- Jordi Baylina, a Polygon core developer, has responded to the co-founder of Solana who said that provers have not been able to keep up with the chain developments.
- Polygon [MATIC] will launch its zkEVM scaling solution towards the end of March this year.
Jordi Baylina, a core developer of Polygon zkEVM, an upcoming L2 scaler on zero-knowledge proofs (ZKPs), has responded to the co-founder of Solana, Anatoly Yakovenko, who said that provers have not been able to keep up with the chain developments.
Yakovenko was talking about scaling solutions in regard to blockchain development.

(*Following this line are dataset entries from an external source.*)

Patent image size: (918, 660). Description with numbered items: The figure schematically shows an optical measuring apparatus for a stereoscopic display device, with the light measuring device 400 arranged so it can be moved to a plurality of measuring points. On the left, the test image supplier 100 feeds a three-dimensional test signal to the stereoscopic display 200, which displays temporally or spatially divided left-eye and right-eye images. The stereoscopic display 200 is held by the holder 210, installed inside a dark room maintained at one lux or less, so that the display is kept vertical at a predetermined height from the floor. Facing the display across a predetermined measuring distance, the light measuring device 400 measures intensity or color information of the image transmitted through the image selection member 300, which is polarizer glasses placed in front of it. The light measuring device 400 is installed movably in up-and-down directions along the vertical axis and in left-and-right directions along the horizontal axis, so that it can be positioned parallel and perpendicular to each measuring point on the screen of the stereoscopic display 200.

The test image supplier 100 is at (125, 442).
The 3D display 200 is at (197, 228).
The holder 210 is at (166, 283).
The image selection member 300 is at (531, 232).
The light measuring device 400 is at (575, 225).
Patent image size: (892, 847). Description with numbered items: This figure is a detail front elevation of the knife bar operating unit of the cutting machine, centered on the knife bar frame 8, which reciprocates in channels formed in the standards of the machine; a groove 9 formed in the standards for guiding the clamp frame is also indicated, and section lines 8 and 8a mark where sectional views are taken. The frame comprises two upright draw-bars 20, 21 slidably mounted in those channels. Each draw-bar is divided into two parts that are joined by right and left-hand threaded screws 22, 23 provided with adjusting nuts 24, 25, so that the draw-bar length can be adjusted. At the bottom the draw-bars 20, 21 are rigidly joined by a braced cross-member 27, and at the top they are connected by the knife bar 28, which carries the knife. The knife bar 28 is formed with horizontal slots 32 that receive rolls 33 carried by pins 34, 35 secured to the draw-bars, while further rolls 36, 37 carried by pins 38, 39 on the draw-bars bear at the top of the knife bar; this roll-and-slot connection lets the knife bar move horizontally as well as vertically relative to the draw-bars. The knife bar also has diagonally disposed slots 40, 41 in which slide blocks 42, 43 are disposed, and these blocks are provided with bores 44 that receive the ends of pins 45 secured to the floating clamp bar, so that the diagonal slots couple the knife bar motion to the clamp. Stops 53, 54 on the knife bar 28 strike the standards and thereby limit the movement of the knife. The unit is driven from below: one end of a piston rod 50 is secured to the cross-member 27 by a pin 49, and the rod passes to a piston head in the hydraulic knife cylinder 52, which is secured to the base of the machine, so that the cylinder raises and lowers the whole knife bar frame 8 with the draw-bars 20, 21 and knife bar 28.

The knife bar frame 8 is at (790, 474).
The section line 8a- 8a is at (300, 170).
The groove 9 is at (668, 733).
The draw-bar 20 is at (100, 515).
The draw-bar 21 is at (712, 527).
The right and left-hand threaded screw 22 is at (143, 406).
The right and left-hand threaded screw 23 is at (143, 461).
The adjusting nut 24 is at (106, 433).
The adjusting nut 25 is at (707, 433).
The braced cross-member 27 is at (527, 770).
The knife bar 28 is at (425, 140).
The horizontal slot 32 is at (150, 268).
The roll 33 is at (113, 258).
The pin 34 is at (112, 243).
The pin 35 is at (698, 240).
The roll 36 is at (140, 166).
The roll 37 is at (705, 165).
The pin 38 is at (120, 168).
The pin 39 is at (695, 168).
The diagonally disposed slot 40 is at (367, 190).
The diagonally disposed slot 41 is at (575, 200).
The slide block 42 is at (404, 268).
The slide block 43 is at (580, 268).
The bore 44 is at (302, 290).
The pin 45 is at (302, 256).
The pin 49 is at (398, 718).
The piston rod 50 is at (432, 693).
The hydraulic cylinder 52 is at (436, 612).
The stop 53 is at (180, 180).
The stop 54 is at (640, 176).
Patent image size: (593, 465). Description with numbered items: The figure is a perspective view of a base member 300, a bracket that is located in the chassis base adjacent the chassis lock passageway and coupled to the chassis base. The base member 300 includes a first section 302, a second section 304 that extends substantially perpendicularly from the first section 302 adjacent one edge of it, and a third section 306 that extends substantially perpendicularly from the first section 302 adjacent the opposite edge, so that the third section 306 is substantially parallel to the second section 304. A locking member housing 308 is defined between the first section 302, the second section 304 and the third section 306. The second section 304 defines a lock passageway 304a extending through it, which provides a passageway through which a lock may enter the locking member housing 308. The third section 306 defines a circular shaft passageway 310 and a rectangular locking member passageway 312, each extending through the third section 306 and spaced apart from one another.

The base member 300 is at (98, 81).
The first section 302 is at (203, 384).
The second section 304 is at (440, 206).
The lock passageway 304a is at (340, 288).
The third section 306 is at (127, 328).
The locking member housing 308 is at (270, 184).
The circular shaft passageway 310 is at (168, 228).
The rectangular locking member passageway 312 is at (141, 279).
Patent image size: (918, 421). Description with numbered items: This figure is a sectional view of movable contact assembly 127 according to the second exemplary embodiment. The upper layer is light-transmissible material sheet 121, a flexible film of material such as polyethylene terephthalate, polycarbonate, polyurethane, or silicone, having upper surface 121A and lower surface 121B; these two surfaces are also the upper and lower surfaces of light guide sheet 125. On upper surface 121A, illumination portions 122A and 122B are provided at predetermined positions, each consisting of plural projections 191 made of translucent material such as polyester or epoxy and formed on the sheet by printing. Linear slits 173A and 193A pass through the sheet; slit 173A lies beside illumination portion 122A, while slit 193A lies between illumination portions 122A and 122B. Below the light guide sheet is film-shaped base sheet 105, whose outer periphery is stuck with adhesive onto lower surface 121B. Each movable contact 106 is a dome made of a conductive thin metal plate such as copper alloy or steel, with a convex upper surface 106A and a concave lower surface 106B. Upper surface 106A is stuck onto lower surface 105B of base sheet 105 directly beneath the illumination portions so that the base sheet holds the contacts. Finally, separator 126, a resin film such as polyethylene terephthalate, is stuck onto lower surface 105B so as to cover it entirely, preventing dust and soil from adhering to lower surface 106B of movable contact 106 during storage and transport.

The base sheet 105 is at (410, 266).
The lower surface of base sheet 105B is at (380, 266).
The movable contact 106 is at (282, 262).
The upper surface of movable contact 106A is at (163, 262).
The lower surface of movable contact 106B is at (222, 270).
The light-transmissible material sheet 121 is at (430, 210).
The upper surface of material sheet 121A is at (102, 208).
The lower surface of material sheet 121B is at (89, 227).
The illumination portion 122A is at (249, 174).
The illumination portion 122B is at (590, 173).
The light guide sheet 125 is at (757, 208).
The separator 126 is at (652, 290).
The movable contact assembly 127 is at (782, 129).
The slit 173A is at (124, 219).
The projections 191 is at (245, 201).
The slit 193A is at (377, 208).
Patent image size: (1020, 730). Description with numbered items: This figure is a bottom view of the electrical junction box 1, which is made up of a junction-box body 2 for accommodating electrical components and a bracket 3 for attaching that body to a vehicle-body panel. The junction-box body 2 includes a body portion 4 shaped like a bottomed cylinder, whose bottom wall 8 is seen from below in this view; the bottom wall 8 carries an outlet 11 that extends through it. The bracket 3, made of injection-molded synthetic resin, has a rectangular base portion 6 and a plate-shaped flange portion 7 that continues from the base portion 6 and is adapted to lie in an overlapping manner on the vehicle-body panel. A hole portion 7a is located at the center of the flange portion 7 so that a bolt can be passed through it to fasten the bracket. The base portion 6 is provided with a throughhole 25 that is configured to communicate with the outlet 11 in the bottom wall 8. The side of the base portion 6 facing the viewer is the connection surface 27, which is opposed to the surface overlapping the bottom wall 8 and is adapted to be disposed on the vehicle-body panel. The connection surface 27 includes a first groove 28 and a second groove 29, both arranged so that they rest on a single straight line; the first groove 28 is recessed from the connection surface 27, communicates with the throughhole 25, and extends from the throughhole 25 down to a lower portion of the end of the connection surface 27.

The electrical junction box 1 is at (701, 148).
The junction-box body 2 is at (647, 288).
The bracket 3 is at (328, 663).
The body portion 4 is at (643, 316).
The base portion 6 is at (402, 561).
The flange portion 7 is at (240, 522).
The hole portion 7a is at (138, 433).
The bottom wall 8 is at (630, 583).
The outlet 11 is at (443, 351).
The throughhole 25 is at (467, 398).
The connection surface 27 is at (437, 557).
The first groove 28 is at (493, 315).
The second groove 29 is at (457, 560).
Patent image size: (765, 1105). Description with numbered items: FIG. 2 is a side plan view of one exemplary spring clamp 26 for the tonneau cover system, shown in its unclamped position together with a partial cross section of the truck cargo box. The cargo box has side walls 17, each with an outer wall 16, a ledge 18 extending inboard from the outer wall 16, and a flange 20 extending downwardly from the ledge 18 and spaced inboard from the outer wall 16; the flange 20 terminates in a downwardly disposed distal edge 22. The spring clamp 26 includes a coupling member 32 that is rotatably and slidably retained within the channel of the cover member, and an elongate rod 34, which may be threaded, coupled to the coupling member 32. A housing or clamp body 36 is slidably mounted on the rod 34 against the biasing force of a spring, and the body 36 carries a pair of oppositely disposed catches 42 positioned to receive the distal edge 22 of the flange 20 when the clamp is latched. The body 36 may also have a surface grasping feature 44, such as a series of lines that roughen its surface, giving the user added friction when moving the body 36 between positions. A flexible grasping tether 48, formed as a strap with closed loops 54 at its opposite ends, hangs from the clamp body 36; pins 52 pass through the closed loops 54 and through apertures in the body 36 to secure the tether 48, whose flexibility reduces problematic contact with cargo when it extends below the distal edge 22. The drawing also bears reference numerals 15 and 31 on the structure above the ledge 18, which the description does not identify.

Yakovenko claimed on Twitter that provers, elements of L2 systems responsible for the validity of transactions broadcast to the L1 mainnet, have not been able to keep up with the underlying chain.
Provers can only maintain the same speed as the L1 when data loads are intermittent. This requirement, however, cannot be met in real blockchain systems.
As a result, the only productive way Solana [SOL] addresses the scaling problem is to process a never-ending chain of state dependencies.
Polygon’s (MATIC) Jordi Baylina dismisses Attack on ZK rollups
Baylina discussed the true limitations of ZK-centric designs, stating his disagreements.
The data aggregation processes between L1 and L2, according to Baylina, can be organized in parallel proof trees. This system is adaptable and free of design constraints, at least in the case of Polygon’s zkEVM (MATIC).
“So you can build a tree of proofs where the root proves a full chain segment. You can build this tree with the shape you want and in parallel,” stated Baylina.
Baylina added that in the case of Polygon’s (MATIC) zkEVM, the sending of aggregated proof on-chain is a one-time event that takes 30 minutes.
However, there are some limitations to ZK-based systems. Data availability issues, for example, have yet to be addressed. In this regard, implementing danksharding and the EIP 4844 update may be beneficial to Ethereum (ETH) and its rollups.
Polygon [MATIC] will launch its zkEVM scaling solution towards the end of March this year. It is expected to break through resource-efficiency and transactional speed barriers for Ethereum-based blockchain systems.